In essence, the new consent exemptions shift a small degree of liability from local councils to LBPs, CPEs and other professions involved in any of the works.
The opportunity for errors to be picked up by the council during the consenting process has vanished. This removes any accountability for any works carried out under the new exemptions. Therefore, it will be vital for any professional performing, supervising, designing or reviewing any exempted work to ensure they do so in compliance with the relevant standards.

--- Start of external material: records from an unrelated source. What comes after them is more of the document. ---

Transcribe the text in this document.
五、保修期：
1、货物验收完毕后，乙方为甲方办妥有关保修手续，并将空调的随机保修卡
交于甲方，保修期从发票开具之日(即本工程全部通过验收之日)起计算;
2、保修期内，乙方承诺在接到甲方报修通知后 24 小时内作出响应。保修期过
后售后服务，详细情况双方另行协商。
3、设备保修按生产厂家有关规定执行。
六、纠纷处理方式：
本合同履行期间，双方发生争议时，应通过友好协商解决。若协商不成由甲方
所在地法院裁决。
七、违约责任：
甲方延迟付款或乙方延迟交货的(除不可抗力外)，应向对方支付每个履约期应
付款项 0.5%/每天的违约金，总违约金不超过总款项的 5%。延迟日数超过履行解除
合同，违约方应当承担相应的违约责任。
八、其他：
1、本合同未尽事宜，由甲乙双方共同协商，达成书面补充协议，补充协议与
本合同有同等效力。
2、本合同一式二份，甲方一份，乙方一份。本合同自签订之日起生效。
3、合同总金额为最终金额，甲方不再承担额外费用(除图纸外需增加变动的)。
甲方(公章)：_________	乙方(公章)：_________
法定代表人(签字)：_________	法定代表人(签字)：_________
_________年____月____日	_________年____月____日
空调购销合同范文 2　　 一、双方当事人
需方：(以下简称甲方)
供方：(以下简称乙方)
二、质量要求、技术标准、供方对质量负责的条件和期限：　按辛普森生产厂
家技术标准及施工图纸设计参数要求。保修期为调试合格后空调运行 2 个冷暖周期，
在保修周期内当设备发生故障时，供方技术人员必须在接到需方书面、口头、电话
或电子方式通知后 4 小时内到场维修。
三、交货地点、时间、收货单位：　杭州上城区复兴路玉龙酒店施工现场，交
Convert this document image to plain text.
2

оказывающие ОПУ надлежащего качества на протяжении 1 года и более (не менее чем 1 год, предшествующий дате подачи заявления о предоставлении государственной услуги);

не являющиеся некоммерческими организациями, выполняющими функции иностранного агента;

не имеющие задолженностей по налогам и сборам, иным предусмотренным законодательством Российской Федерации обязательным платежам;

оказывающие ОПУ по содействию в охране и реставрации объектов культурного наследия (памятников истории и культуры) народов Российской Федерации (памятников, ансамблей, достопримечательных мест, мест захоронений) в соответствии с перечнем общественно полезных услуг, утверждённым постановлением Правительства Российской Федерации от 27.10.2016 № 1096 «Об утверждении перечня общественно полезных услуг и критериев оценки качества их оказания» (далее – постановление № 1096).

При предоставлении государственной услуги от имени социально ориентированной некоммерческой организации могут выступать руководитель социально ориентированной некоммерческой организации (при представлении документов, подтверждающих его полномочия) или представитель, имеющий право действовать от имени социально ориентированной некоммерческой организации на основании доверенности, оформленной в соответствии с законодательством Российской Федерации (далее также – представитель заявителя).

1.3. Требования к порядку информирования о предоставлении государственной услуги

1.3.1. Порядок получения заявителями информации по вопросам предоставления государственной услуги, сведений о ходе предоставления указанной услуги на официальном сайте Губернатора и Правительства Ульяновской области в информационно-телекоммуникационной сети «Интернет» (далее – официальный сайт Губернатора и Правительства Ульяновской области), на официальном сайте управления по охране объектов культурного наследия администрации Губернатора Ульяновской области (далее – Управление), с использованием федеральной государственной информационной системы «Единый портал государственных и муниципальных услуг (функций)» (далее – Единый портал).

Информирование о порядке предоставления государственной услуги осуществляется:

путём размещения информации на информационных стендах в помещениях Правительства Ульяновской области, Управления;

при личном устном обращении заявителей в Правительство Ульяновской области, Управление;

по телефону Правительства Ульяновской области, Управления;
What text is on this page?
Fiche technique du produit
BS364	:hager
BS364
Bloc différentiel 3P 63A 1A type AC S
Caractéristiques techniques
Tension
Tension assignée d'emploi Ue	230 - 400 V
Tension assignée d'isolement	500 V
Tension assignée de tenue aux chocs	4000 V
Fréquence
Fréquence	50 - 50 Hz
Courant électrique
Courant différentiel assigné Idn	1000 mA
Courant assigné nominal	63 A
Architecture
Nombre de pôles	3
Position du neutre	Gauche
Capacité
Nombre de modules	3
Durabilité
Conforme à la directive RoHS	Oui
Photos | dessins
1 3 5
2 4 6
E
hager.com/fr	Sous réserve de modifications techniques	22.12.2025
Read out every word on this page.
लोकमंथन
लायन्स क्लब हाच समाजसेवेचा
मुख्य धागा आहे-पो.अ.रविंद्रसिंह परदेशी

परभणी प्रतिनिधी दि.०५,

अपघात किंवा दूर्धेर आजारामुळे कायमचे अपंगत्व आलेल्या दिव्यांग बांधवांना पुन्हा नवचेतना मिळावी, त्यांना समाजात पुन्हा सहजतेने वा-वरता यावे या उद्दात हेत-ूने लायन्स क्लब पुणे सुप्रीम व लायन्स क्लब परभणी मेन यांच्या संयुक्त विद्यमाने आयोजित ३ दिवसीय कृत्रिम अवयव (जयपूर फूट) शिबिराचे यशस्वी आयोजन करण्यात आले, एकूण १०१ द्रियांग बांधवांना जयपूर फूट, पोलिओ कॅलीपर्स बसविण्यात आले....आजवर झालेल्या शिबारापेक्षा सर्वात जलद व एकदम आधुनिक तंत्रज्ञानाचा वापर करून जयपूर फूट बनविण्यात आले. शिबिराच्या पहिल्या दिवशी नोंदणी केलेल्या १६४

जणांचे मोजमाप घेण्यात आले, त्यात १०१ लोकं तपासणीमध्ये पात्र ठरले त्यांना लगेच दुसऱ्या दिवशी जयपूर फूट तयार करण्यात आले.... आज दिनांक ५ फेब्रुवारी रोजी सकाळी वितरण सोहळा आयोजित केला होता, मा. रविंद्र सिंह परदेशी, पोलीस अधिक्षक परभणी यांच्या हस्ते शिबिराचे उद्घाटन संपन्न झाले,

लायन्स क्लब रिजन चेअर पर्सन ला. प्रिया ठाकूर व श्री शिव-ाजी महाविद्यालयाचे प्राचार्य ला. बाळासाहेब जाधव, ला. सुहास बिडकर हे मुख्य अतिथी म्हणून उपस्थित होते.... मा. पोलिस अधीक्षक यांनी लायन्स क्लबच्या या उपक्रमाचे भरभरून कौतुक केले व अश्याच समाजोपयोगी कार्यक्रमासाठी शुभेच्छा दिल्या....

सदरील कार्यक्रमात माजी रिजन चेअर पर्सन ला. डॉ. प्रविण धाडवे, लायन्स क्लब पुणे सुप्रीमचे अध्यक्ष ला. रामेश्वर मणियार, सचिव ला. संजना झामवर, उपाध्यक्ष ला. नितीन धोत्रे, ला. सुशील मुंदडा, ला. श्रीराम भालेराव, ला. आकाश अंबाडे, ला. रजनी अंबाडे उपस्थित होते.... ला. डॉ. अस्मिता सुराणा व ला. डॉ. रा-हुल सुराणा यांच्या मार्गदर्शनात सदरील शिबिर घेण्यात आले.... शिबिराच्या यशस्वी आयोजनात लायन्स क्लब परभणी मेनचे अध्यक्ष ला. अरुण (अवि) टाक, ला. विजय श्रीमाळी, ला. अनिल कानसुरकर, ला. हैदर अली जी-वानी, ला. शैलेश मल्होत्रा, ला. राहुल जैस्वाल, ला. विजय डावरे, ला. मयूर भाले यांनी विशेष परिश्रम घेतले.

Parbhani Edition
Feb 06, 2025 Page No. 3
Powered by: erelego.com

This is a good time for professionals to review the exhaustive Exemptions Guidance (www.building.govt.nz/assets/Uploads/projects-and-consents/building-work-consent-not-required-guidance.pdf) provided by the Government. For contractors and homeowners, ensure you have clear contracts (including with any CPE/LBP) and keep accurate records.
Additionally, people looking to purchase a property should be cognisant of the fact that there is a higher potential for non-
compliant building works to be present.
These are the most exhaustive additions made to the Schedule 1 building consent exemptions since their conception. They are a well-overdue and much-needed expansion of the previous consent exemptions.
Homeowners, contractors and local councils are all set to benefit from an expedited process and reduced costs. So long as professionals and homeowners ensure they are complying with the relevant requirements, the risks that stem from the removal of council involvement should be minimal.
Disclaimer: this article is not a substitute for specific professional advice on any matter. No warranty or guarantee whatsoever is given as to the accuracy of any information contained in this article, nor is any liability accepted for any actions taken based on this information.